On type II(D) Einstein spacetimes in six dimensions

After a concise overview of Einstein spacetimes of type II (or more special) in four and five dimensions, we summarize recent results in the six-dimensional case. We assume the optical matrix to be non-degenerate and ``generic’’, and the Weyl tensor to fall off sufficiently rapidly at infinity. As it turns out, the most general metric is characterized by one discrete (normalized) and three continuous parameters, is of type D and belongs to the Kerr-Schild class. Its relation to the previously known Kerr-(A)dS and Kerr-NUT-(A)dS metrics is clarified.

💡 Research Summary

The paper “On type II(D) Einstein spacetimes in six dimensions” presents a comprehensive classification of six‑dimensional Einstein vacuum solutions of algebraic type II (or more special) under a set of natural geometric assumptions. After a concise review of the well‑known four‑ and five‑dimensional cases, the authors focus on the six‑dimensional situation where the optical matrix associated with a multiple Weyl‑aligned null direction (mWAND) is non‑degenerate and “generic”, and where the purely spatial components of the Weyl tensor decay sufficiently fast along the affine parameter r.
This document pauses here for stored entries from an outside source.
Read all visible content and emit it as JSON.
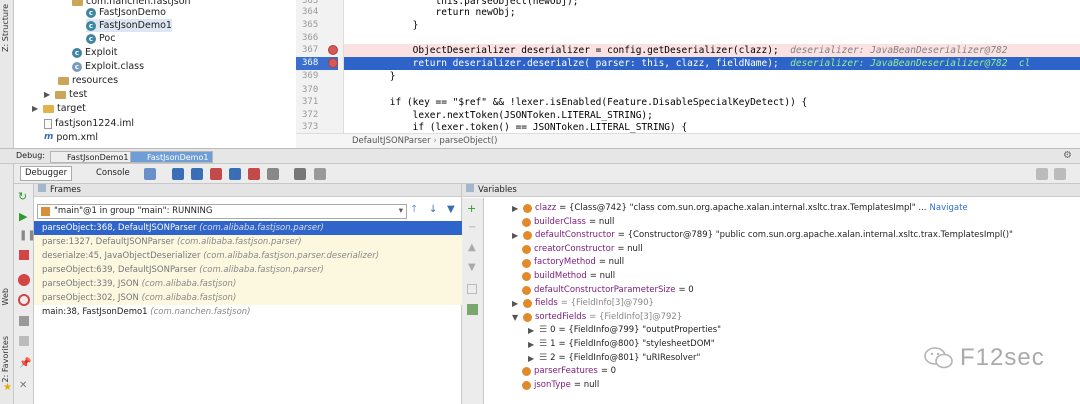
{
  "left_vertical_tabs": {
    "structure": "Z: Structure",
    "web": "Web",
    "favorites": "2: Favorites"
  },
  "project_tree": [
    {
      "label": "com.nanchen.fastjson",
      "icon": "folder-icon"
    },
    {
      "label": "FastJsonDemo",
      "icon": "class-icon"
    },
    {
      "label": "FastJsonDemo1",
      "icon": "class-icon"
    },
    {
      "label": "Poc",
      "icon": "class-icon"
    },
    {
      "label": "Exploit",
      "icon": "class-icon"
    },
    {
      "label": "Exploit.class",
      "icon": "class-file-icon"
    },
    {
      "label": "resources",
      "icon": "folder-icon"
    },
    {
      "label": "test",
      "icon": "folder-icon"
    },
    {
      "label": "target",
      "icon": "folder-icon"
    },
    {
      "label": "fastjson1224.iml",
      "icon": "file-icon"
    },
    {
      "label": "pom.xml",
      "icon": "maven-icon"
    }
  ],
  "editor": {
    "line_numbers": [
      "363",
      "364",
      "365",
      "366",
      "367",
      "368",
      "369",
      "370",
      "371",
      "372",
      "373"
    ],
    "lines": [
      "                this.parseObject(newObj);",
      "                return newObj;",
      "            }",
      "",
      "            ObjectDeserializer deserializer = config.getDeserializer(clazz);",
      "            return deserializer.deserialze( parser: this, clazz, fieldName);",
      "        }",
      "",
      "        if (key == \"$ref\" && !lexer.isEnabled(Feature.DisableSpecialKeyDetect)) {",
      "            lexer.nextToken(JSONToken.LITERAL_STRING);",
      "            if (lexer.token() == JSONToken.LITERAL_STRING) {"
    ],
    "inline_hint_367": "deserializer: JavaBeanDeserializer@782",
    "inline_hint_368": "deserializer: JavaBeanDeserializer@782  cl",
    "breadcrumb": [
      "DefaultJSONParser",
      "parseObject()"
    ]
  },
  "debug": {
    "label": "Debug:",
    "tabs": [
      "FastJsonDemo1",
      "FastJsonDemo1"
    ],
    "toolbar_tabs": [
      "Debugger",
      "Console"
    ],
    "frames_title": "Frames",
    "variables_title": "Variables",
    "thread_select": "\"main\"@1 in group \"main\": RUNNING",
    "frames": [
      {
        "text": "parseObject:368, DefaultJSONParser",
        "pkg": "(com.alibaba.fastjson.parser)",
        "state": "current"
      },
      {
        "text": "parse:1327, DefaultJSONParser",
        "pkg": "(com.alibaba.fastjson.parser)",
        "state": "library"
      },
      {
        "text": "deserialze:45, JavaObjectDeserializer",
        "pkg": "(com.alibaba.fastjson.parser.deserializer)",
        "state": "library"
      },
      {
        "text": "parseObject:639, DefaultJSONParser",
        "pkg": "(com.alibaba.fastjson.parser)",
        "state": "library"
      },
      {
        "text": "parseObject:339, JSON",
        "pkg": "(com.alibaba.fastjson)",
        "state": "library"
      },
      {
        "text": "parseObject:302, JSON",
        "pkg": "(com.alibaba.fastjson)",
        "state": "library"
      },
      {
        "text": "main:38, FastJsonDemo1",
        "pkg": "(com.nanchen.fastjson)",
        "state": "user"
      }
    ],
    "variables": [
      {
        "name": "clazz",
        "value": "= {Class@742} \"class com.sun.org.apache.xalan.internal.xsltc.trax.TemplatesImpl\" ... ",
        "link": "Navigate",
        "expand": true,
        "indent": 0
      },
      {
        "name": "builderClass",
        "value": "= null",
        "expand": false,
        "indent": 0
      },
      {
        "name": "defaultConstructor",
        "value": "= {Constructor@789} \"public com.sun.org.apache.xalan.internal.xsltc.trax.TemplatesImpl()\"",
        "expand": true,
        "indent": 0
      },
      {
        "name": "creatorConstructor",
        "value": "= null",
        "expand": false,
        "indent": 0
      },
      {
        "name": "factoryMethod",
        "value": "= null",
        "expand": false,
        "indent": 0
      },
      {
        "name": "buildMethod",
        "value": "= null",
        "expand": false,
        "indent": 0
      },
      {
        "name": "defaultConstructorParameterSize",
        "value": "= 0",
        "expand": false,
        "indent": 0
      },
      {
        "name": "fields",
        "value": "= {FieldInfo[3]@790}",
        "expand": true,
        "indent": 0
      },
      {
        "name": "sortedFields",
        "value": "= {FieldInfo[3]@792}",
        "expand": true,
        "open": true,
        "indent": 0
      },
      {
        "name": "0",
        "value": "= {FieldInfo@799} \"outputProperties\"",
        "expand": true,
        "indent": 1
      },
      {
        "name": "1",
        "value": "= {FieldInfo@800} \"stylesheetDOM\"",
        "expand": true,
        "indent": 1
      },
      {
        "name": "2",
        "value": "= {FieldInfo@801} \"uRIResolver\"",
        "expand": true,
        "indent": 1
      },
      {
        "name": "parserFeatures",
        "value": "= 0",
        "expand": false,
        "indent": 0
      },
      {
        "name": "jsonType",
        "value": "= null",
        "expand": false,
        "indent": 0
      }
    ]
  },
  "watermark": "F12sec"
}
Four main assumptions are imposed: (i) the Weyl tensor is of type II or more special, i.e. there exists a multiple WAND ℓ; (ii) the (n‑2)×(n‑2) optical matrix L_{ij} built from ℓ is non‑degenerate (det L≠0); (iii) the spatial Weyl components satisfy C_{ijkℓ}=O(r^{‑2}) as r→∞, a condition automatically fulfilled by known asymptotically flat or AdS solutions and by Kerr‑Schild spacetimes; (iv) L_{ij} is generic in the sense that its two independent twist parameters y₁ and y₂ are non‑zero, distinct (|y₁|≠|y₂|) and constant (dy₁=dy₂=0).

Assumption (iii) allows a higher‑dimensional extension of the Goldberg‑Sachs theorem, guaranteeing that ℓ is geodesic and that the optical matrix can be brought to a block‑diagonal form with eigenvalues 1/(r²+y₁²), 1/(r²+y₂²) and 1/r. The genericity condition (iv) then permits the use of y₁ and y₂ as preferred coordinates, simplifying the integration of the Einstein equations.

Under these hypotheses the Einstein equations R_{ab}=(n‑1)λ g_{ab} are solved explicitly. The solution depends on four integration constants: ˆU₀, c₀, d₀ and μ. Because of an overall scaling freedom only three of them are physically essential, together with a discrete (normalised) parameter that distinguishes two inequivalent branches. The resulting metric can be written in the compact form (equation 9 of the paper), involving the functions

P(s)=λ s⁶+2 ˆU₀ s⁴−c₀ s²−d₀, Q(r)=λ r⁶−2 ˆU₀ r⁴−c₀ r²+μ r+d₀,

which encode the cosmological constant λ, rotation parameters, NUT‑type parameters and a mass‑like term μ. When μ=0 the spacetime has constant curvature and belongs to the Kerr‑Schild class.

A particularly interesting sub‑family arises when P(s) factorises as

P(s)=(λ s²+ε)(s²−a₁²)(s²−a₂²), ε=0,±1,

with ε, a₁, a₂ expressed in terms of ˆU₀, c₀ and d₀. For ε=1 the metric reduces to the doubly‑spinning Kerr‑(A)dS solution discovered by Gibbons‑Lü‑Pope (2005). The cases ε=0 and ε=−1 correspond to NUT‑type generalisations previously studied in the literature. In all cases the line element is locally isometric, after a suitable coordinate transformation, to a subfamily of the general Kerr‑NUT‑(A)dS metrics of Chen‑Lü‑Pope (2006). Consequently the spacetime is of Weyl type D, possessing two distinct multiple WANDs.

The authors also comment on the “double copy” correspondence: the Kerr‑Schild metrics (including the new six‑dimensional family) admit a gauge‑theory counterpart in the form of a Yang‑Mills solution, extending recent work on the gravity‑gauge double copy.

In summary, the paper achieves a full classification of six‑dimensional Einstein spacetimes of type II/D with a non‑degenerate, generic optical matrix and fast‑falling spatial Weyl components. The most general solution is characterised by one discrete and three continuous parameters, belongs to the Kerr‑Schild class, and is locally equivalent to known Kerr‑(A)dS and Kerr‑NUT‑(A)dS families. This result fills the gap left after the complete classification in five dimensions, demonstrates the richer algebraic structure that appears for n≥6, and provides a solid foundation for further studies of higher‑dimensional black holes, hidden symmetries, and the extension of the Goldberg‑Sachs theorem to even dimensions.